The United States has the WUSA, the WNBA, the LPGA...even a professional women's American Football league. Now, granted these leagues don't have anywhere near the popularity of the men's pro sports organizations but at least there's the opportunity for women athletes to compete in the sports they excel in, and get paid for it. I guess Europe has a long way to go in this respect.
Anyway, the film is funny and well-done. The lead character is Jess Bhamra, played by Parminder Nagra (who is currently starring in the series "ER"), whose talents with a soccer ball are noticed by Jules Paxton (Keira Knightly). Jules invites Jess to play on a amateur women's team she belongs to. Jess joins the team against the wishes of her parents, who would rather she follow her sister's example and find a nice Indian man to marry. The results are both comical and touching as Jess does her best to manage her family's desires and aspire to her own.

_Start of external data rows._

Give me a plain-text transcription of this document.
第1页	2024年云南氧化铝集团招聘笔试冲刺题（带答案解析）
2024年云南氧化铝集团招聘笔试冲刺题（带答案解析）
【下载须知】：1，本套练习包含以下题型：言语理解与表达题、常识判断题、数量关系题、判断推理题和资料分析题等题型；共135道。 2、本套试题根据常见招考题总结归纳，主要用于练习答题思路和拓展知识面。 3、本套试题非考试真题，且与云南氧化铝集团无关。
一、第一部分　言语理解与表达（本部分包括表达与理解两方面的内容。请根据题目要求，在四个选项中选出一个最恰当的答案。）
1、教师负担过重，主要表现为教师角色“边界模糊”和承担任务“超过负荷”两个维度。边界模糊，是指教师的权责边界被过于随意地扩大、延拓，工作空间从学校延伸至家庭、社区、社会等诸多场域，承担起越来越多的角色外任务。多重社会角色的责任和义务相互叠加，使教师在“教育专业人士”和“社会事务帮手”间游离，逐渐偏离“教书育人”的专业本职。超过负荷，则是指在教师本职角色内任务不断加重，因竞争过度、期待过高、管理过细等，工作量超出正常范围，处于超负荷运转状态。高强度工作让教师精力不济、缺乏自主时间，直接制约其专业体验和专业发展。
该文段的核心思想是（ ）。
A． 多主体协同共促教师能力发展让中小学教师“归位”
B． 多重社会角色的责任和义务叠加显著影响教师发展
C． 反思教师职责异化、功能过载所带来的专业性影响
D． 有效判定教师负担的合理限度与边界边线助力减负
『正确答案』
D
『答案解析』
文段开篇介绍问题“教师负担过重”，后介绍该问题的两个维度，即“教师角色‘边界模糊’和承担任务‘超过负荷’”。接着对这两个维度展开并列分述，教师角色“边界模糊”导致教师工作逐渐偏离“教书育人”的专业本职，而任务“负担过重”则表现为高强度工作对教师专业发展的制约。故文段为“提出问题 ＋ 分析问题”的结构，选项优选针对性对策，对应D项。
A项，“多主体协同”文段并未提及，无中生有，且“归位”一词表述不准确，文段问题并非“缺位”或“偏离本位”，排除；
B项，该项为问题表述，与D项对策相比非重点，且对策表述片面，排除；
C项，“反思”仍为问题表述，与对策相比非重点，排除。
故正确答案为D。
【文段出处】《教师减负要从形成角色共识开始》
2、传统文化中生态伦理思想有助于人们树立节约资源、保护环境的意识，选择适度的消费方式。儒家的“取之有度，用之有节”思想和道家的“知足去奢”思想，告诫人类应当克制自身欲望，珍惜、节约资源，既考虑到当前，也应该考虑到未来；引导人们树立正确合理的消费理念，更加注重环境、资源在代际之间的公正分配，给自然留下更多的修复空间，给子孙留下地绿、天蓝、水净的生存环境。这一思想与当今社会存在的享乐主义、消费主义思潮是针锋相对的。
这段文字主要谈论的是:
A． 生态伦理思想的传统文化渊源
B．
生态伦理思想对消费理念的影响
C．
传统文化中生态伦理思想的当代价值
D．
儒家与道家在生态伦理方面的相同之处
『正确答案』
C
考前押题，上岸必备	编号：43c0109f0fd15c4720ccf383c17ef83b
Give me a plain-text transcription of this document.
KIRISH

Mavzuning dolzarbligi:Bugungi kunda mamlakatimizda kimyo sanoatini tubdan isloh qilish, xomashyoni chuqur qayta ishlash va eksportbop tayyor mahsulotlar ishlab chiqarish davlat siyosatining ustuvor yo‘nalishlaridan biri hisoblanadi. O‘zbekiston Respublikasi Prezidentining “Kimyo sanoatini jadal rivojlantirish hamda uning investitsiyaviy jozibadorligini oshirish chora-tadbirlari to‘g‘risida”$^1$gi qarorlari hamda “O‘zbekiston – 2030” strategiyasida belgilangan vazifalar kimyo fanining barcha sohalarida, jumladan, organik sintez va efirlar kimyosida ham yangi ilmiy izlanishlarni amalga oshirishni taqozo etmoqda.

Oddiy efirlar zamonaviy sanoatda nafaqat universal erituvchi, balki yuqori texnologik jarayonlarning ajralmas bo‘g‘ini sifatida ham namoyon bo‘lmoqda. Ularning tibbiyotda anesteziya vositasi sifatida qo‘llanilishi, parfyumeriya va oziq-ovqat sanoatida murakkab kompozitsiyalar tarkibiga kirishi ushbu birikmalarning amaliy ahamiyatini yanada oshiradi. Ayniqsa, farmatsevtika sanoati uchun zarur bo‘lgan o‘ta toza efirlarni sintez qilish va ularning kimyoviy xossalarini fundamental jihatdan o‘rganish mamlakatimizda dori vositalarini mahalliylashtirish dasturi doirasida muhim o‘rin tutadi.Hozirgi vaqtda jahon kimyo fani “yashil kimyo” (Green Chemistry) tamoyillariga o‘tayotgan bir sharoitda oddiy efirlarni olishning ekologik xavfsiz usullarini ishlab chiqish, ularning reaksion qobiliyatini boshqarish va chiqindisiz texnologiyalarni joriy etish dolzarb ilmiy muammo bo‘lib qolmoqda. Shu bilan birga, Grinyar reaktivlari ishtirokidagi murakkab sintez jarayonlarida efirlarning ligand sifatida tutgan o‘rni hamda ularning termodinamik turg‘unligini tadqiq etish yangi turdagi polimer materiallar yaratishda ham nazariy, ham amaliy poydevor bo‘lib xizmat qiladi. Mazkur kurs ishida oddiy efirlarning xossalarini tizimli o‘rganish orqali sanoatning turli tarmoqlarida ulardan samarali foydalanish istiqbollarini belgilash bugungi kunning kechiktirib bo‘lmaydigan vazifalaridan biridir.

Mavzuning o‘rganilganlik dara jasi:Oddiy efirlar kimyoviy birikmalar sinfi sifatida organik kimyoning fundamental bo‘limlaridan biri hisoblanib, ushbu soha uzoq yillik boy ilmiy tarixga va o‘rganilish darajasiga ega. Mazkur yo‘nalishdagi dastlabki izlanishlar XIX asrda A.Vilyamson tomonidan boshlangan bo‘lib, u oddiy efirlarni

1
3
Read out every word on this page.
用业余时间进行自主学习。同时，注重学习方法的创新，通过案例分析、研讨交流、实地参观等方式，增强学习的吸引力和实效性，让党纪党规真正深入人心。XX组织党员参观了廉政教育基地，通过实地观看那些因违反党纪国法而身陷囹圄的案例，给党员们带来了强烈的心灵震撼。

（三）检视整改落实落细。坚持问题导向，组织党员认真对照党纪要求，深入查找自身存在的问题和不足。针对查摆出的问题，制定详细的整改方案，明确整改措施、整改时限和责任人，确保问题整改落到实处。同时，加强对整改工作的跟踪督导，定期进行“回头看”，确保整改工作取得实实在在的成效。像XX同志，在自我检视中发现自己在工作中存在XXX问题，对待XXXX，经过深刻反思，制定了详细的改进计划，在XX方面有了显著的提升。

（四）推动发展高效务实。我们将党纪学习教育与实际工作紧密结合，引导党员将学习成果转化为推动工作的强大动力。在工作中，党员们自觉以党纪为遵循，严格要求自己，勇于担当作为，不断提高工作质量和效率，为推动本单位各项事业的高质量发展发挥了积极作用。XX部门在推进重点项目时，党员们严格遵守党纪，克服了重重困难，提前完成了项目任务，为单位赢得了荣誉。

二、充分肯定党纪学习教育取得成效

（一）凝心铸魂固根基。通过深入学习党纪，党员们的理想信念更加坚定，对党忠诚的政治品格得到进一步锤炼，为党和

Lastly, I finally got around to seeing "Sideways" and was pleasantly surprised. Miles Raymond (Paul Giamatti) is a middle-aged English teacher and aspiring (but failing) writer who is really in his element when evaluating wines but is a guy who otherwise is not comfortable in his own skin. He heads up to Northern California on a week-long roadtrip with his buddy, Jack, who is getting married the following Saturday. Miles introduces his friend to the joys of wine and wine-tasting (though often a little too much tasting) but Jack is more interested in getting laid before he takes the big plunge.
The story is well-written and we gradually get to understand what makes these guys tick, especially Miles. Both men begin to reevaluate their lives at middle-age and ask the same questions that we all do - who are we and what do we really want out of life. Their exploration of wine-country leads to an exploration of themselves. There is a particularly well-written scene where Miles is discussing wine with Maya, the lead female character (Virginia Madsen), and the wine becomes a metaphor for life itself. I can see where some people might find the ending too ambiguous or open-ended but the key to the conclusion is Miles' personal growth. Where it goes from there, the viewer can fill in the blanks.